From left, USask College of Medicine cancer researchers Drs. Franco Vizeacoumar (PhD) and Andrew Freywald (PhD). (Photo: Submitted)

USask researchers target prostate cancer cells to develop new treatments

Prostate cancer is the most common form of cancer for men in Canada. Two University of Saskatchewan (USask) investigators are hoping their research will identify targets that lead to effective prostate cancer therapies.

By AMANDA WORONIUK

A collaborative research team led by Drs. Franco Vizeacoumar (PhD) and Andrew Freywald (PhD), received $983,026 in funding from the Canadian Institutes of Health Research (CIHR) for their project: Identification of therapeutically relevant targets in telomerase overexpressing prostate cancers. This project was ranked as No.1 in the CIHR grant review panel. Their team also includes two researchers at the University of British Columbia, Drs. Judy Wong (PhD) and Yuzhuo Wang (PhD).

While therapeutics exist to help patients with prostate cancer, there is a limited degree of effectiveness. Many individuals develop resistance to the available drugs and the treatments are no longer successful.

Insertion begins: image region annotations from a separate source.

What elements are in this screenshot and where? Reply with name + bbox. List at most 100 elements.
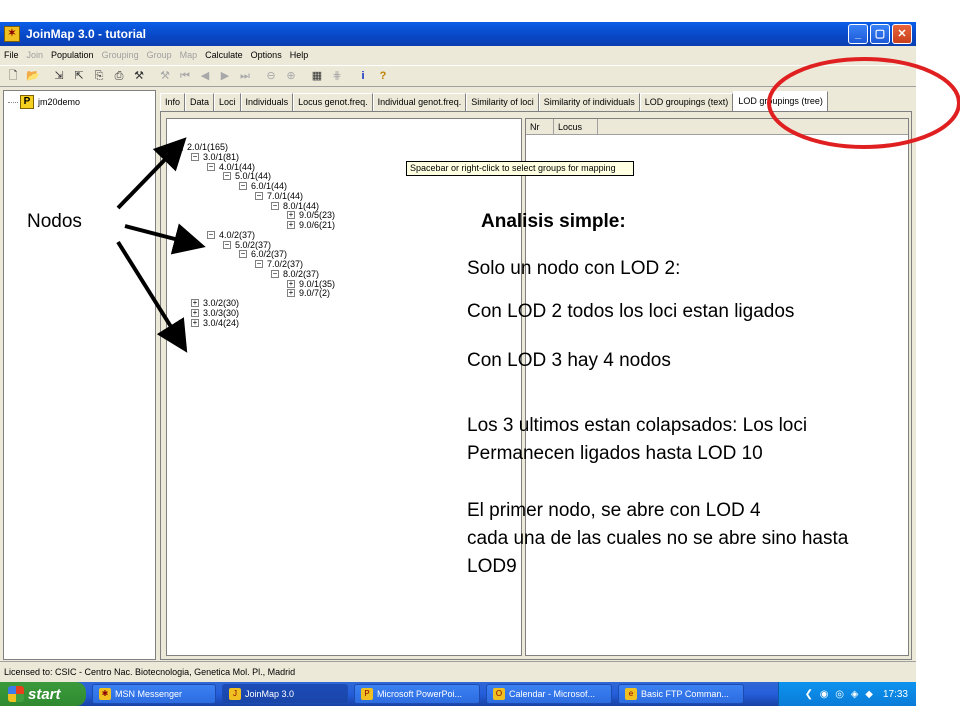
collapse-icon[interactable]: − <box>271 201 279 210</box>
annotation-line4b: Permanecen ligados hasta LOD 10 <box>467 443 763 464</box>
menu-population[interactable]: Population <box>51 50 94 60</box>
windows-flag-icon <box>8 686 24 702</box>
task-msn-messenger[interactable]: ✱ MSN Messenger <box>92 684 216 704</box>
menu-file[interactable]: File <box>4 50 19 60</box>
grid-icon[interactable]: ⋕ <box>328 67 346 85</box>
tree-node[interactable]: +9.0/7(2) <box>287 287 330 299</box>
annotation-line4a: Los 3 ultimos estan colapsados: Los loci <box>467 415 808 436</box>
collapse-icon[interactable]: − <box>255 191 263 200</box>
start-label: start <box>28 685 61 703</box>
maximize-button[interactable]: ▢ <box>870 24 890 44</box>
menu-group[interactable]: Group <box>147 50 172 60</box>
tools-icon[interactable]: ⚒ <box>130 67 148 85</box>
copy-icon[interactable]: ⎘ <box>90 67 108 85</box>
export-icon[interactable]: ⇱ <box>70 67 88 85</box>
collapse-icon[interactable]: − <box>239 250 247 259</box>
menu-help[interactable]: Help <box>290 50 309 60</box>
annotation-nodos: Nodos <box>27 211 82 232</box>
collapse-icon[interactable]: − <box>207 230 215 239</box>
import-icon[interactable]: ⇲ <box>50 67 68 85</box>
zoom-out-icon[interactable]: ⊖ <box>262 67 280 85</box>
menu-grouping[interactable]: Grouping <box>102 50 139 60</box>
info-icon[interactable]: i <box>354 67 372 85</box>
tab-locus-genot-freq[interactable]: Locus genot.freq. <box>293 93 373 111</box>
last-record-icon[interactable]: ⏭ <box>236 67 254 85</box>
msn-icon: ✱ <box>99 688 111 700</box>
calculator-icon[interactable]: ▦ <box>308 67 326 85</box>
annotation-heading: Analisis simple: <box>481 211 626 232</box>
menu-options[interactable]: Options <box>251 50 282 60</box>
tab-strip: Info Data Loci Individuals Locus genot.f… <box>160 91 828 111</box>
tree-node-label: 9.0/7(2) <box>299 288 331 299</box>
project-node[interactable]: P jm20demo <box>8 95 80 109</box>
menu-join[interactable]: Join <box>27 50 44 60</box>
tab-data[interactable]: Data <box>185 93 215 111</box>
menu-calculate[interactable]: Calculate <box>205 50 243 60</box>
collapse-icon[interactable]: − <box>207 162 215 171</box>
annotation-line2: Con LOD 2 todos los loci estan ligados <box>467 301 795 322</box>
collapse-icon[interactable]: − <box>255 260 263 268</box>
tab-individual-genot-freq[interactable]: Individual genot.freq. <box>372 93 467 111</box>
task-calendar[interactable]: O Calendar - Microsof... <box>486 684 612 704</box>
prev-record-icon[interactable]: ◀ <box>196 67 214 85</box>
print-icon[interactable]: ⎙ <box>110 67 128 85</box>
task-powerpoint[interactable]: P Microsoft PowerPoi... <box>354 684 480 704</box>
annotation-line5c: LOD9 <box>467 556 517 577</box>
tree-node[interactable]: +3.0/4(24) <box>191 317 239 329</box>
expand-icon[interactable]: + <box>191 318 199 327</box>
task-label: MSN Messenger <box>115 689 183 699</box>
collapse-icon[interactable]: − <box>175 143 183 151</box>
tab-similarity-of-loci[interactable]: Similarity of loci <box>466 93 539 111</box>
annotation-line3: Con LOD 3 hay 4 nodos <box>467 350 671 371</box>
tree-node-label: 3.0/4(24) <box>203 317 240 328</box>
title-bar[interactable]: ✶ JoinMap 3.0 - tutorial _ ▢ ✕ <box>0 22 916 46</box>
expand-icon[interactable]: + <box>287 221 295 229</box>
new-file-icon[interactable]: 🗋 <box>4 67 22 85</box>
joinmap-window: ✶ JoinMap 3.0 - tutorial _ ▢ ✕ File Join… <box>0 22 916 682</box>
collapse-icon[interactable]: − <box>223 240 231 249</box>
menu-bar: File Join Population Grouping Group Map … <box>0 46 916 64</box>
tab-similarity-of-individuals[interactable]: Similarity of individuals <box>538 93 640 111</box>
collapse-icon[interactable]: − <box>191 152 199 161</box>
next-record-icon[interactable]: ▶ <box>216 67 234 85</box>
collapse-icon[interactable]: − <box>271 269 279 278</box>
minimize-button[interactable]: _ <box>848 24 868 44</box>
tab-lod-groupings-text[interactable]: LOD groupings (text) <box>639 93 734 111</box>
tab-lod-groupings-tree[interactable]: LOD groupings (tree) <box>733 91 828 111</box>
toolbar: 🗋 📂 ⇲ ⇱ ⎘ ⎙ ⚒ ⚒ ⏮ ◀ ▶ ⏭ ⊖ ⊕ ▦ ⋕ i ? <box>0 65 916 87</box>
task-label: JoinMap 3.0 <box>245 689 295 699</box>
joinmap-app-icon: ✶ <box>4 26 20 42</box>
task-basic-ftp[interactable]: e Basic FTP Comman... <box>618 684 744 704</box>
project-tree: P jm20demo <box>3 90 156 660</box>
menu-map[interactable]: Map <box>180 50 198 60</box>
task-label: Calendar - Microsof... <box>509 689 596 699</box>
expand-icon[interactable]: + <box>287 289 295 298</box>
help-icon[interactable]: ? <box>374 67 392 85</box>
task-label: Microsoft PowerPoi... <box>377 689 463 699</box>
clock: 17:33 <box>882 688 908 700</box>
tree-node[interactable]: +9.0/6(21) <box>287 219 335 231</box>
task-joinmap[interactable]: J JoinMap 3.0 <box>222 684 348 704</box>
tab-info[interactable]: Info <box>160 93 186 111</box>
first-record-icon[interactable]: ⏮ <box>176 67 194 85</box>
tab-loci[interactable]: Loci <box>214 93 241 111</box>
annotation-line1: Solo un nodo con LOD 2: <box>467 258 681 279</box>
annotation-line5a: El primer nodo, se abre con LOD 4 <box>467 500 761 521</box>
collapse-icon[interactable]: − <box>239 182 247 190</box>
annotation-line5b: cada una de las cuales no se abre sino h… <box>467 528 849 549</box>
window-controls: _ ▢ ✕ <box>848 24 912 44</box>
tab-individuals[interactable]: Individuals <box>240 93 294 111</box>
close-button[interactable]: ✕ <box>892 24 912 44</box>
ie-icon: e <box>625 688 637 700</box>
tree-node-label: 9.0/6(21) <box>299 220 336 230</box>
task-label: Basic FTP Comman... <box>641 689 729 699</box>
tray-icons[interactable]: ❮ ◉ ◎ ◈ ◆ <box>805 689 875 700</box>
open-folder-icon[interactable]: 📂 <box>24 67 42 85</box>
start-button[interactable]: start <box>0 682 86 706</box>
collapse-icon[interactable]: − <box>223 172 231 181</box>
hammer-icon[interactable]: ⚒ <box>156 67 174 85</box>
zoom-in-icon[interactable]: ⊕ <box>282 67 300 85</box>
column-locus[interactable]: Locus <box>554 119 598 134</box>
status-bar: Licensed to: CSIC - Centro Nac. Biotecno… <box>0 661 916 681</box>
column-nr[interactable]: Nr <box>526 119 554 134</box>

Through their research, the team aims to identify molecules within prostate cancer cells that can be targeted with existing or novel drugs to improve treatment efficiency.

“The resistant patients are going to die, so we need to find a new way to treat them. That’s why we hope our strategy would be helpful and a lot of these patients will be saved,” said Freywald, who along with Vizeacoumar are the primary investigators on the project, and professors in the College of Medicine’s Department of Pathology and Lab Medicine. 

The team aims to identify therapeutically relevant targets in the context of the overexpression of an enzyme called telomerase. Humans have the genetic coding necessary to produce telomerase, but only cancer cells produce it. Cancer cells require telomerase to grow indefinitely and eventually form a tumour.

“The approach that we are actually trying to use is based on telomerase overexpression and will affect all tumor cells and prostate tumours, since this enzyme is overexpressed in practically all subtypes of prostate cancer,” said Vizeacoumar

Vizeacoumar and Freywald are looking for targets that inhibit telomerase overexpressing cancer cells, eliminate them and block tumour growth while not affecting normal healthy cells. Doing this could potentially reduce the spread of cancer within the body.

The researchers find these targets by “turning off” each gene in the genome (approximately 20,000 genes total) and searching for the genes. By doing this, the activity of only the telomerase-positive cells is inhibited. This will allow the team to identify the most effective therapeutic targets.

The team uses the CRISPR gene editing technology to achieve this.

“We go and turn off every single gene and then ask if telomerase expressing cells are dependent on them. We do that for every single gene in the genome and we pick up the most promising potential targets,” explained Vizeacoumar.

The pair also see possibilities for this type of treatment in other types of cancer.

“All cancers have this feature of overexpressing telomerase. Some of the targets that we find in this research will be also applicable in multiple other cancers and how will that help,” said Vizeacoumar.

Vizeacoumar sees their research as the initial step to further development in cancer therapies. 

“It's up to clinical trials after this to figure out how effective the real life treatment is,” he said. “I think it's going to be applicable to the broad spectrum of human cancers that are out there. At some point down the road, we're also thinking about combining this with some of the existing therapies and see if we can actually make it better.”